Diego Cardona , representante da Coalizão Global de Florestas , trouxe a preocupação com o tipo de cooperação que estamos tendo em nossos territórios, e questionou a forma como os países tratam as questões fronteiriças: “as fronteiras estão sendo olhadas pela ótica da criminalidade, como combater as ilegalidades, como tráfico e violência, mas não como integrar os povos, que não tem essas barreiras”. Pedro Miranda, da Terra de Direitos , fez um alerta para o mercado de carbono voluntário, que vem crescendo, e sobre a regulação das emissões no Brasil: ““será que o mercado de carbono vai ganhar mais força ? Esse vai ser um sinônimo de investimento em equilíbrio climático no Brasil?”, pondera. “Líderes de territórios são pressionados a aderir a contratos que alteram profundamente seus modos de vida”.

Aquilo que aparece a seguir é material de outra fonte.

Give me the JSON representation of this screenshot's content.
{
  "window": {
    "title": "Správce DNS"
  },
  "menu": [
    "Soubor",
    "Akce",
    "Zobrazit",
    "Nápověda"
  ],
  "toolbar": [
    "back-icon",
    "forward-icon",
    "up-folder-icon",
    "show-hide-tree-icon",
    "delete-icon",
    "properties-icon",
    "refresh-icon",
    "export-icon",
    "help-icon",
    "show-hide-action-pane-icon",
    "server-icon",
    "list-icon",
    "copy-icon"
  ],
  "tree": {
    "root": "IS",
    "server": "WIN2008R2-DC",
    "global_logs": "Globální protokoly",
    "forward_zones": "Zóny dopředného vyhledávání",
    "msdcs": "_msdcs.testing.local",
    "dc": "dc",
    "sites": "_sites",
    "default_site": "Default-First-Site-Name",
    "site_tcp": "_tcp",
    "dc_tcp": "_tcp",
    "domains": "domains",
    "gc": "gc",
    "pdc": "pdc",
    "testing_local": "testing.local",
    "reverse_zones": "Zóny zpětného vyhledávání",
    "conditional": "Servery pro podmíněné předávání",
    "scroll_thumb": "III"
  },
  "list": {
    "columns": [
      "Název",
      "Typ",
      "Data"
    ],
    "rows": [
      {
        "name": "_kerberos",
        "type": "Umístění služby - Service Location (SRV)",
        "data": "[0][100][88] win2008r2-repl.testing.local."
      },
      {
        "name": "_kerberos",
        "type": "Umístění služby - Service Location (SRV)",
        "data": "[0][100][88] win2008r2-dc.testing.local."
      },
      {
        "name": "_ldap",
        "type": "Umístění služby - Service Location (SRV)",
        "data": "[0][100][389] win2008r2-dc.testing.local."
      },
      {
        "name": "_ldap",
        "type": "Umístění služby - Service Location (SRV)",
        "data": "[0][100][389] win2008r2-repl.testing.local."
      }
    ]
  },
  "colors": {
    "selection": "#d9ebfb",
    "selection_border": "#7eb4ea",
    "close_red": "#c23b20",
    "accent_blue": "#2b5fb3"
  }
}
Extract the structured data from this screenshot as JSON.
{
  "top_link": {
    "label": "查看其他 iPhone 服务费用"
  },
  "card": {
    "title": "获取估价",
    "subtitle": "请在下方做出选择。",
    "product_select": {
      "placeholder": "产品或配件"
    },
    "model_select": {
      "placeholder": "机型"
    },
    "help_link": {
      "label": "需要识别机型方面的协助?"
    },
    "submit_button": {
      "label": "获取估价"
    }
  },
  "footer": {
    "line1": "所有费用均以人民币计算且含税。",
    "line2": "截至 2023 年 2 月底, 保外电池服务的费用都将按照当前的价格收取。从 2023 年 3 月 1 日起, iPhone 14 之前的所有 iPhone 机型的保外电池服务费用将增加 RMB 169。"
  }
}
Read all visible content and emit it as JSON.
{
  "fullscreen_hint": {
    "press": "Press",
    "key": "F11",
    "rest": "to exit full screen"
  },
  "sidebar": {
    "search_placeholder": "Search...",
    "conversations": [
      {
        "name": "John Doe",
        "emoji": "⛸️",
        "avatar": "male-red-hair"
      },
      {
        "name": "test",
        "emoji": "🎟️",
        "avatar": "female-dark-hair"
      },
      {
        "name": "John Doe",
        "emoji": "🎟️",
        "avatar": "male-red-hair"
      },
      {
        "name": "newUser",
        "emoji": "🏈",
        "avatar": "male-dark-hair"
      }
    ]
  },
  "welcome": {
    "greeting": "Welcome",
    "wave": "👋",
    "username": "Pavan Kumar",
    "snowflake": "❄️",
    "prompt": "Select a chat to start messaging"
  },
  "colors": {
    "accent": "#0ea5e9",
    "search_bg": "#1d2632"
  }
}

As próprias políticas públicas de regularização de terras estão privilegiando áreas que servem a esse propósito de “descarbonização” e também para práticas de fortalecimento da bioeconomia. Algo que vai na contramão do que já é praticado pelas comunidades tradicionais da região, conforme relata Fábio Pacheco, da ANA Amazônia: “a agroecologia é um caminho de verdade, com experiência de décadas, envolvimento de mais de 150 organizações e influência em ações diretas, legislações e políticas públicas, mas essas práticas são invisibilizadas”, acredita. “se começa a falar de bioeconomia, mas o que está em jogo novamente é a tomada dos territórios dos povos tradicionais”.

Foto: Claudio Nogueira

É o que confima Vandrea Borare, de Alter do Chão: “A gente vê nesse mercado de carbono muitas empresas de consultoria. Não se fala mais em protocolos de consulta. Há uma tentativa de apagamento da nossa identidade”.

Por outro lado, há uma série de políticas públicas que já contemplam as práticas mais tradicionais, e que deveriam ser fortalecidas. Apesar disso as apostas dos governos são na linha de redirecionar o tratamento da emergência climática a partir de novas falsas soluções: “está em curso um processo de emenda econômica, onde descarbonização e bioeconomia são fundantes desse pensamento. Há uma conexão da pauta climática, agrária e territorial quando se fala de mercado de carbono, por exemplo”, completa Marcela Vecchione, do NAEA, o Núcleo de Altos Estudos Amazônicos da UFPA.